ST. EDBURGHA'S CHURCH

Although Pershore Abbey held Yardley for more than two centuries as a direct possession and retained residual rights in it for much longer, it seems to have made no attempt to provide a chapel. Perhaps there was a timber preaching cross somewhere as a meeting-place for occasional priestly visitations during journeys between the Abbey and Maxstoke Priory, but no trace or record of it survives.

The manor was in the Bishopric of Worcester, established in the Hwiccan capital in the late C 7th. But those who wished for regular blessings of the church travelled to Aston four or more difficult miles away. That they did so we may assume, because it was from Aston Church in Lichfield Diocese that a chapelry was established in Yardley.

Presumably the Yardleians built their own small chapel, and priests from Aston officiated therein. Its dedication then or later was to St. Edburgha (Ed-burra), grand-daughter of King Alfred, to whom a chapel in Pershore Abbey had long been dedicated.

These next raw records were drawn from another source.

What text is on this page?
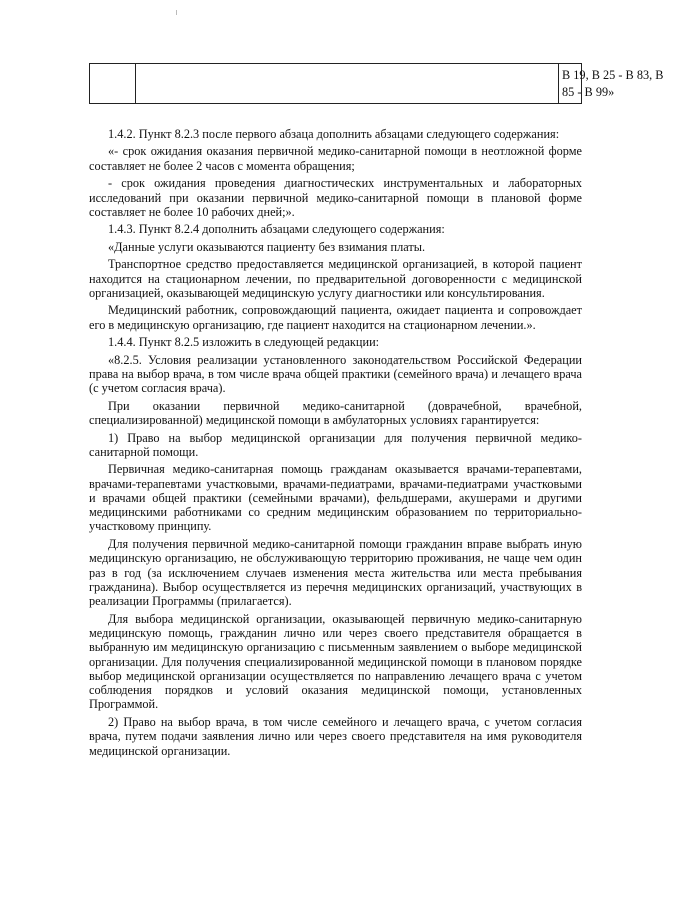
В 19, В 25 - В 83, В 85 - В 99»

1.4.2. Пункт 8.2.3 после первого абзаца дополнить абзацами следующего содержания:

«- срок ожидания оказания первичной медико-санитарной помощи в неотложной форме составляет не более 2 часов с момента обращения;

- срок ожидания проведения диагностических инструментальных и лабораторных исследований при оказании первичной медико-санитарной помощи в плановой форме составляет не более 10 рабочих дней;».

1.4.3. Пункт 8.2.4 дополнить абзацами следующего содержания:

«Данные услуги оказываются пациенту без взимания платы.

Транспортное средство предоставляется медицинской организацией, в которой пациент находится на стационарном лечении, по предварительной договоренности с медицинской организацией, оказывающей медицинскую услугу диагностики или консультирования.

Медицинский работник, сопровождающий пациента, ожидает пациента и сопровождает его в медицинскую организацию, где пациент находится на стационарном лечении.».

1.4.4. Пункт 8.2.5 изложить в следующей редакции:

«8.2.5. Условия реализации установленного законодательством Российской Федерации права на выбор врача, в том числе врача общей практики (семейного врача) и лечащего врача (с учетом согласия врача).

При оказании первичной медико-санитарной (доврачебной, врачебной, специализированной) медицинской помощи в амбулаторных условиях гарантируется:

1) Право на выбор медицинской организации для получения первичной медико-санитарной помощи.

Первичная медико-санитарная помощь гражданам оказывается врачами-терапевтами, врачами-терапевтами участковыми, врачами-педиатрами, врачами-педиатрами участковыми и врачами общей практики (семейными врачами), фельдшерами, акушерами и другими медицинскими работниками со средним медицинским образованием по территориально-участковому принципу.

Для получения первичной медико-санитарной помощи гражданин вправе выбрать иную медицинскую организацию, не обслуживающую территорию проживания, не чаще чем один раз в год (за исключением случаев изменения места жительства или места пребывания гражданина). Выбор осуществляется из перечня медицинских организаций, участвующих в реализации Программы (прилагается).

Для выбора медицинской организации, оказывающей первичную медико-санитарную медицинскую помощь, гражданин лично или через своего представителя обращается в выбранную им медицинскую организацию с письменным заявлением о выборе медицинской организации. Для получения специализированной медицинской помощи в плановом порядке выбор медицинской организации осуществляется по направлению лечащего врача с учетом соблюдения порядков и условий оказания медицинской помощи, установленных Программой.

2) Право на выбор врача, в том числе семейного и лечащего врача, с учетом согласия врача, путем подачи заявления лично или через своего представителя на имя руководителя медицинской организации.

It is reasonable to suppose that the first timber chapel stood on or near the site of the present church - so why was it built there ? The usual custom was to build a church near the manor house.

Yardley had few resident lords, but the de Limesi family were probably living in a house within Yardley Park moat during the C 13th, when the present church building was begun. The moat may have been in existence when the first chapel was built in 1165 : the Beauchamps of Elmley were then the tenants of the manor, paying for it with 'one knight's fee', and it was perhaps William de Beauchamp who had the moat dug as protection for a house, either for himself or a steward.

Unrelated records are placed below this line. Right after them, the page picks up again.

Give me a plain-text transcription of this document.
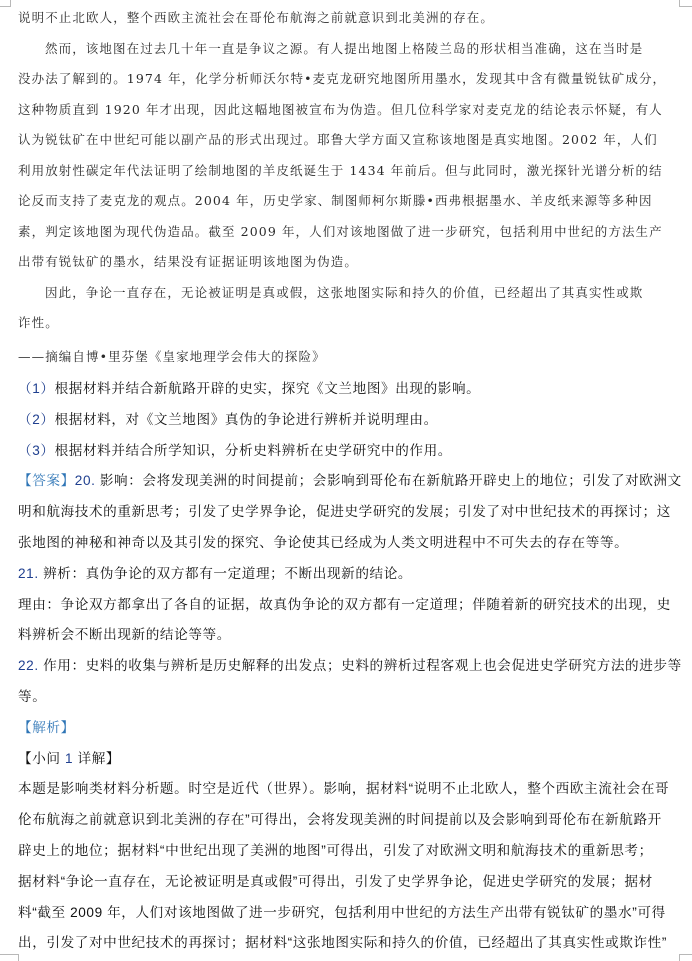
说明不止北欧人，整个西欧主流社会在哥伦布航海之前就意识到北美洲的存在。

然而，该地图在过去几十年一直是争议之源。有人提出地图上格陵兰岛的形状相当准确，这在当时是

没办法了解到的。1974 年，化学分析师沃尔特•麦克龙研究地图所用墨水，发现其中含有微量锐钛矿成分，

这种物质直到 1920 年才出现，因此这幅地图被宣布为伪造。但几位科学家对麦克龙的结论表示怀疑，有人

认为锐钛矿在中世纪可能以副产品的形式出现过。耶鲁大学方面又宣称该地图是真实地图。2002 年，人们

利用放射性碳定年代法证明了绘制地图的羊皮纸诞生于 1434 年前后。但与此同时，激光探针光谱分析的结

论反而支持了麦克龙的观点。2004 年，历史学家、制图师柯尔斯滕•西弗根据墨水、羊皮纸来源等多种因

素，判定该地图为现代伪造品。截至 2009 年，人们对该地图做了进一步研究，包括利用中世纪的方法生产

出带有锐钛矿的墨水，结果没有证据证明该地图为伪造。

因此，争论一直存在，无论被证明是真或假，这张地图实际和持久的价值，已经超出了其真实性或欺

诈性。

——摘编自博•里芬堡《皇家地理学会伟大的探险》

（1）根据材料并结合新航路开辟的史实，探究《文兰地图》出现的影响。

（2）根据材料，对《文兰地图》真伪的争论进行辨析并说明理由。

（3）根据材料并结合所学知识，分析史料辨析在史学研究中的作用。

【答案】20. 影响：会将发现美洲的时间提前；会影响到哥伦布在新航路开辟史上的地位；引发了对欧洲文

明和航海技术的重新思考；引发了史学界争论，促进史学研究的发展；引发了对中世纪技术的再探讨；这

张地图的神秘和神奇以及其引发的探究、争论使其已经成为人类文明进程中不可失去的存在等等。

21. 辨析：真伪争论的双方都有一定道理；不断出现新的结论。

理由：争论双方都拿出了各自的证据，故真伪争论的双方都有一定道理；伴随着新的研究技术的出现，史

料辨析会不断出现新的结论等等。

22. 作用：史料的收集与辨析是历史解释的出发点；史料的辨析过程客观上也会促进史学研究方法的进步等

等。

【解析】

【小问 1 详解】

本题是影响类材料分析题。时空是近代（世界）。影响，据材料“说明不止北欧人，整个西欧主流社会在哥

伦布航海之前就意识到北美洲的存在”可得出，会将发现美洲的时间提前以及会影响到哥伦布在新航路开

辟史上的地位；据材料“中世纪出现了美洲的地图”可得出，引发了对欧洲文明和航海技术的重新思考；

据材料“争论一直存在，无论被证明是真或假”可得出，引发了史学界争论，促进史学研究的发展；据材

料“截至 2009 年，人们对该地图做了进一步研究，包括利用中世纪的方法生产出带有锐钛矿的墨水”可得

出，引发了对中世纪技术的再探讨；据材料“这张地图实际和持久的价值，已经超出了其真实性或欺诈性”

Why there ? The site had a poor water supply, being on uncapped clay, but that was probably the reason for its choice : a moat dug in permeable drift has to be lined with puddled clay to make it watertight. Whether there was a nearby rill, a tributary of Yardley brook, to provide drinking water and replenish the moat cannot now be discovered.

Whatever the reason, manor house and church were built on a site with disadvantages, as the few cottagers who settled nearby were to discover. An outer moat, which provided greater protection and more fish, not to mention a larger cess-pool, was infilled so long ago as to be untraceable today. No excavation has been done on the platform, whose last house was untenanted after 1700.